La campagne mensongère du patronat et du lobby des assurances sur la réforme de la Loi sur la prévoyance professionnelle (LPP) joue sur une rhétorique de l’inversion. A en croire les organisations patronales, la réforme sortie du parlement et attaquée par référendum constituerait une amélioration de la situation des femmes, des travailleuses et travailleurs à temps partiel, des personnes à faible revenu. En réalité, la mesure centrale de la réforme dégrade la situation de l’ensemble des salarié·es en augmentant les cotisations et en diminuant les rentes.

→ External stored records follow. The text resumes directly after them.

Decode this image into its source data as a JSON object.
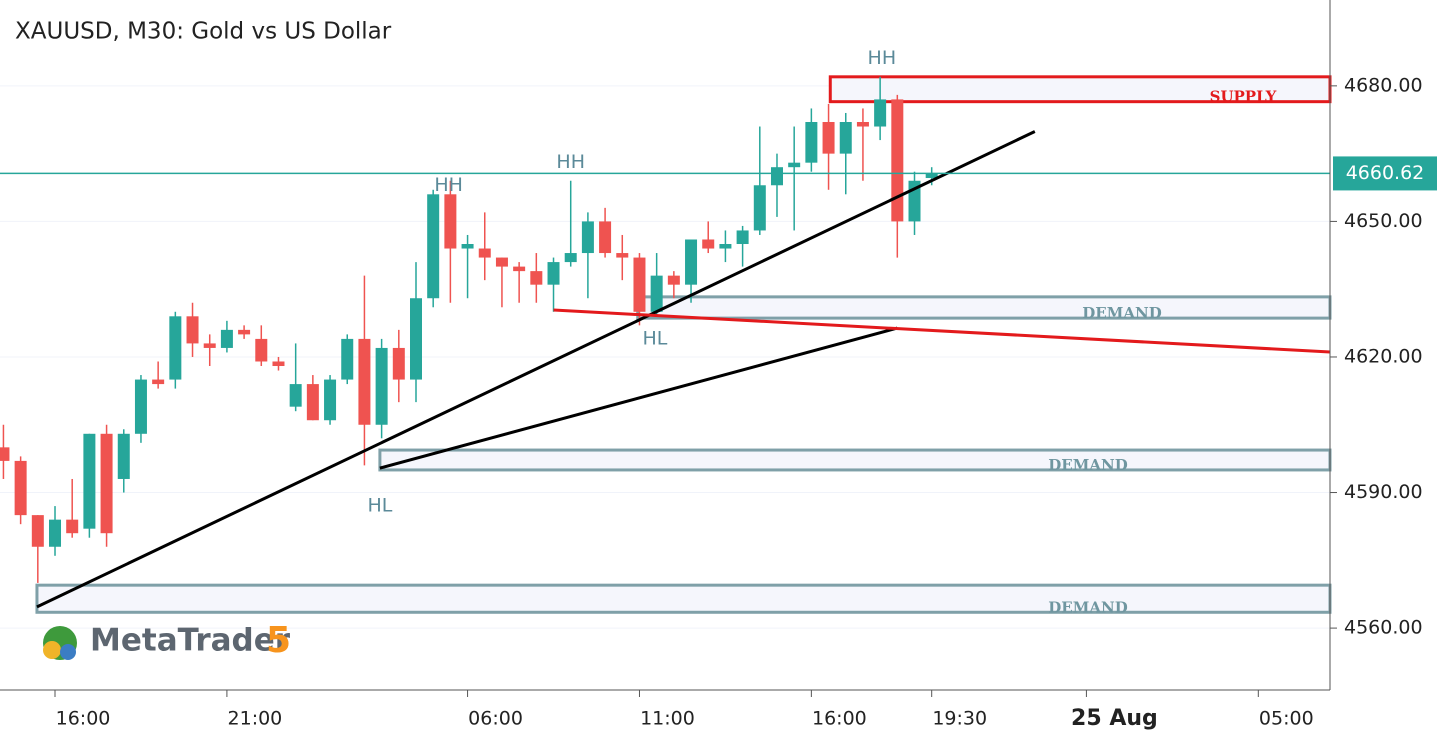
{
  "chart_data": {
    "type": "candlestick",
    "title": "XAUUSD, M30: Gold vs US Dollar",
    "categories": [
      null,
      null,
      null,
      "16:00",
      null,
      null,
      null,
      null,
      null,
      null,
      null,
      null,
      null,
      "21:00",
      null,
      null,
      null,
      null,
      null,
      null,
      null,
      null,
      null,
      null,
      null,
      null,
      null,
      "06:00",
      null,
      null,
      null,
      null,
      null,
      null,
      null,
      null,
      null,
      "11:00",
      null,
      null,
      null,
      null,
      null,
      null,
      null,
      null,
      null,
      "16:00",
      null,
      null,
      null,
      null,
      null,
      null,
      "19:30",
      null,
      null,
      null,
      null,
      null,
      null,
      null,
      null,
      "25 Aug",
      null,
      null,
      null,
      null,
      null,
      null,
      null,
      null,
      null,
      "05:00",
      null,
      null,
      null
    ],
    "open": [
      4600,
      4597,
      4585,
      4578,
      4584,
      4582,
      4603,
      4593,
      4603,
      4615,
      4615,
      4629,
      4623,
      4622,
      4626,
      4624,
      4619,
      4609,
      4614,
      4606,
      4615,
      4624,
      4605,
      4622,
      4615,
      4633,
      4656,
      4644,
      4644,
      4642,
      4640,
      4639,
      4636,
      4641,
      4643,
      4650,
      4643,
      4642,
      4630,
      4638,
      4636,
      4646,
      4644,
      4645,
      4648,
      4658,
      4662,
      4663,
      4672,
      4665,
      4672,
      4671,
      4677,
      4650,
      4659.6,
      null,
      null,
      null,
      null,
      null,
      null,
      null,
      null,
      null,
      null,
      null,
      null,
      null,
      null,
      null,
      null,
      null,
      null,
      null,
      null,
      null,
      null
    ],
    "high": [
      4605,
      4598,
      4585,
      4587,
      4593,
      4603,
      4605,
      4604,
      4616,
      4619,
      4630,
      4632,
      4625,
      4628,
      4627,
      4627,
      4620,
      4623,
      4616,
      4616,
      4625,
      4638,
      4624,
      4626,
      4641,
      4657,
      4659,
      4647,
      4652,
      4642,
      4641,
      4643,
      4642,
      4659,
      4652,
      4653,
      4647,
      4643,
      4643,
      4639,
      4646,
      4650,
      4648,
      4649,
      4671,
      4665,
      4671,
      4675,
      4676,
      4674,
      4675,
      4682,
      4678,
      4661,
      4662,
      null,
      null,
      null,
      null,
      null,
      null,
      null,
      null,
      null,
      null,
      null,
      null,
      null,
      null,
      null,
      null,
      null,
      null,
      null,
      null,
      null,
      null
    ],
    "low": [
      4593,
      4583,
      4570,
      4576,
      4580,
      4580,
      4578,
      4590,
      4601,
      4613,
      4613,
      4620,
      4618,
      4621,
      4624,
      4618,
      4617,
      4608,
      4606,
      4605,
      4614,
      4596,
      4602,
      4610,
      4610,
      4631,
      4632,
      4633,
      4637,
      4631,
      4632,
      4632,
      4630,
      4640,
      4633,
      4642,
      4637,
      4627,
      4629,
      4633,
      4632,
      4643,
      4641,
      4640,
      4647,
      4651,
      4648,
      4661,
      4657,
      4656,
      4659,
      4668,
      4642,
      4647,
      4658,
      null,
      null,
      null,
      null,
      null,
      null,
      null,
      null,
      null,
      null,
      null,
      null,
      null,
      null,
      null,
      null,
      null,
      null,
      null,
      null,
      null,
      null
    ],
    "close": [
      4597,
      4585,
      4578,
      4584,
      4581,
      4603,
      4581,
      4603,
      4615,
      4614,
      4629,
      4623,
      4622,
      4626,
      4625,
      4619,
      4618,
      4614,
      4606,
      4615,
      4624,
      4605,
      4622,
      4615,
      4633,
      4656,
      4644,
      4645,
      4642,
      4640,
      4639,
      4636,
      4641,
      4643,
      4650,
      4643,
      4642,
      4630,
      4638,
      4636,
      4646,
      4644,
      4645,
      4648,
      4658,
      4662,
      4663,
      4672,
      4665,
      4672,
      4671,
      4677,
      4650,
      4659,
      4660.6,
      null,
      null,
      null,
      null,
      null,
      null,
      null,
      null,
      null,
      null,
      null,
      null,
      null,
      null,
      null,
      null,
      null,
      null,
      null,
      null,
      null,
      null
    ],
    "up_color": "#26a69a",
    "down_color": "#ef5350",
    "ylim": [
      4546.3,
      4699.0
    ],
    "yticks": [
      {
        "value": 4560,
        "label": "4560.00"
      },
      {
        "value": 4590,
        "label": "4590.00"
      },
      {
        "value": 4620,
        "label": "4620.00"
      },
      {
        "value": 4650,
        "label": "4650.00"
      },
      {
        "value": 4680,
        "label": "4680.00"
      }
    ],
    "grid": true,
    "last_price": 4660.62,
    "last_price_color": "#26a69a",
    "zones": [
      {
        "label": "SUPPLY",
        "low": 4676.5,
        "high": 4682,
        "start": 48.1,
        "color": "#e31a1c"
      },
      {
        "label": "DEMAND",
        "low": 4628.6,
        "high": 4633.3,
        "start": 36.9,
        "color": "#7fa0a8"
      },
      {
        "label": "DEMAND",
        "low": 4595,
        "high": 4599.4,
        "start": 21.9,
        "color": "#7fa0a8"
      },
      {
        "label": "DEMAND",
        "low": 4563.5,
        "high": 4569.5,
        "start": 1.95,
        "color": "#7fa0a8"
      }
    ],
    "lines": [
      {
        "x": [
          1.95,
          60
        ],
        "y": [
          4564.7,
          4669.9
        ],
        "color": "#000000"
      },
      {
        "x": [
          21.9,
          52
        ],
        "y": [
          4595.4,
          4626.4
        ],
        "color": "#000000"
      },
      {
        "x": [
          32,
          77.2
        ],
        "y": [
          4630.4,
          4621.1
        ],
        "color": "#e31a1c"
      }
    ],
    "annotations": [
      {
        "text": "HH",
        "x": 51.1,
        "y": 4686
      },
      {
        "text": "HH",
        "x": 25.9,
        "y": 4658
      },
      {
        "text": "HH",
        "x": 33,
        "y": 4663
      },
      {
        "text": "HL",
        "x": 37.9,
        "y": 4624
      },
      {
        "text": "HL",
        "x": 21.9,
        "y": 4587
      }
    ],
    "logo": {
      "name": "MetaTrader",
      "version": "5"
    }
  }
}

L’agence de communication responsable de la campagne patronale a choisi de mettre en avant un exemple agricole. C’est ainsi qu’on peut découvrir ces jours l’image de Franziska, 32 ans, paysanne, qui nous regarde depuis son étable, appuyée sur une fourche, et nous dit: «Mon travail mérite une solide retraite.» Quel syndicaliste au cœur de pierre oserait refuser une retraite solide à Franziska, ses vaches brunes et son foin verdoyant?

A bien y regarder cependant, Franziska ne fait pas exactement partie des travailleuses dont l’activité manque de considération. Franziska Steiner-Kaufmann est membre du parti Le Centre et double active dans la charmante commune de Gommiswald (Saint-Gall), tout au bout du lac de Zurich. Elle exploite avec son époux sur une petite ferme de 13 vaches allaitantes et de production de sapins de Noël. En même temps, elle est directrice d’école à d’Uznach la ville voisine. Depuis 2020, elle est également députée au parlement cantonal saint-gallois.

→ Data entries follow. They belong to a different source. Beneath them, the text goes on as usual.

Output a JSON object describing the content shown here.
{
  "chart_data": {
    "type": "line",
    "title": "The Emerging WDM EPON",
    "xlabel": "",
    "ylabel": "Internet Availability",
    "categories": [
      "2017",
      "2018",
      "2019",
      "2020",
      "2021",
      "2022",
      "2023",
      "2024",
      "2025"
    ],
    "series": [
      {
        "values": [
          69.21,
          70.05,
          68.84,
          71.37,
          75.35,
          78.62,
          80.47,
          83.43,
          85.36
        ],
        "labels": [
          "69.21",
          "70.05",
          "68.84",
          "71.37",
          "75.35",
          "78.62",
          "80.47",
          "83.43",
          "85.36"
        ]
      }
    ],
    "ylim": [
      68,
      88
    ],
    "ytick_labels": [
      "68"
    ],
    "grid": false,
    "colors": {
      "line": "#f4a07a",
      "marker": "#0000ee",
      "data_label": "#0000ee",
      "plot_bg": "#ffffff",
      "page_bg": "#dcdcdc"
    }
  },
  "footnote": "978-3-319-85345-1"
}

Autant dire que, réforme de la LPP ou non, Franziska n’a guère de souci à se faire pour sa solide retraite. Le réseau ferroviaire zurichois met Gommiswald à une heure de transports de la gare de Zurich. La commune est promise à devenir une banlieue de Zurich où les couches supérieures des employés du secteur tertiaire profiteront d’un mode de vie semi-rural dans un paysage de rêve. Le processus est déjà engagé, puisque la population communale a doublé ces quinze dernières années. Franziska pourra continuer à enseigner les valeurs du catholicisme saint-gallois aux enfants des nouvelles et nouveaux arrivant·es, tout en valorisant financièrement les champs de sapin de Noël par la construction de lucratifs petits immeubles, constituant ainsi un solide troisième pilier.

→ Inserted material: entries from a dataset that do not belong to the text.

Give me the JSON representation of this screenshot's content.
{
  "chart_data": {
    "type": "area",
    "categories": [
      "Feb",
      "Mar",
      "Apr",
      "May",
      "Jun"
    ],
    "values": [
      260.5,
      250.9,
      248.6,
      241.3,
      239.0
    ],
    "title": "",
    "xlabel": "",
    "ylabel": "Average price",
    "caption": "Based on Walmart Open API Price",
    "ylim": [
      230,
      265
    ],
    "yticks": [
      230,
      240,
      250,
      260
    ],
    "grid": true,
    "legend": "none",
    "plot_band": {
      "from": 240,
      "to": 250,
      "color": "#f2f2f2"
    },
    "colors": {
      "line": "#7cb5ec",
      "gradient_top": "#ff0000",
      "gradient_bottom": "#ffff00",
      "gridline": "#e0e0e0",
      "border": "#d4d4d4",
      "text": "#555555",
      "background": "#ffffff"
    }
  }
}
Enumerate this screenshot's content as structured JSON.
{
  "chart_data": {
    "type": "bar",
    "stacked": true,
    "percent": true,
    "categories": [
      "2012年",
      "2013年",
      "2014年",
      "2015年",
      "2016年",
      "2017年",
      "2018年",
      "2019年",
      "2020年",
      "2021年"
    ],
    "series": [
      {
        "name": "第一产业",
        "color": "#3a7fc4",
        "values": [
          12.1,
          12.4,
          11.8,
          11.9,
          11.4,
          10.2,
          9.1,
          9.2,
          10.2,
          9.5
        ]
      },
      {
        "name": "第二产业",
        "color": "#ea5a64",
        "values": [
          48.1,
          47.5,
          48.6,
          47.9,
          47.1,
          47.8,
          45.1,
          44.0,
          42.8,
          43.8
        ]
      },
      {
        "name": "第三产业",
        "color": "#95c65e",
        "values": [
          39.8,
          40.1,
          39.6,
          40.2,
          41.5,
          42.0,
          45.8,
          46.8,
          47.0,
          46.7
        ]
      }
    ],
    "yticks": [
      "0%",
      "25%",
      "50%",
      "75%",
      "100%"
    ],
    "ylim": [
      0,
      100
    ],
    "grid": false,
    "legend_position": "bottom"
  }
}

Ironie mise à part, si des travailleurs et travailleuses agricoles méritent qu’on se préoccupe de leur retraite et, plus largement, de leurs conditions de travail, ce ne sont certes pas les propriétaires terrien·nes des bourgs de plaine en voie d’urbanisation. Ce sont plutôt les salarié·es de l’agriculture. En 2019, la brochure Travailleurs et travailleuses agricoles à la peine rappelait un constat peu glorieux: les salarié·es agricoles travaillent beaucoup, parfois jusqu’à cinquante-cinq heures hebdomadaires, pour des salaires très faibles en comparaison avec d’autres secteurs économiques. En Suisse, le salariat agricole n’est pas soumis au droit du travail. Dans certains cantons, il fait l’objet de conventions collectives ou de contrats types. A côté des salarié·es sous contrat, la brochure évaluait à 8000 le nombre de travailleuses et travailleurs du secteur sans statut légal.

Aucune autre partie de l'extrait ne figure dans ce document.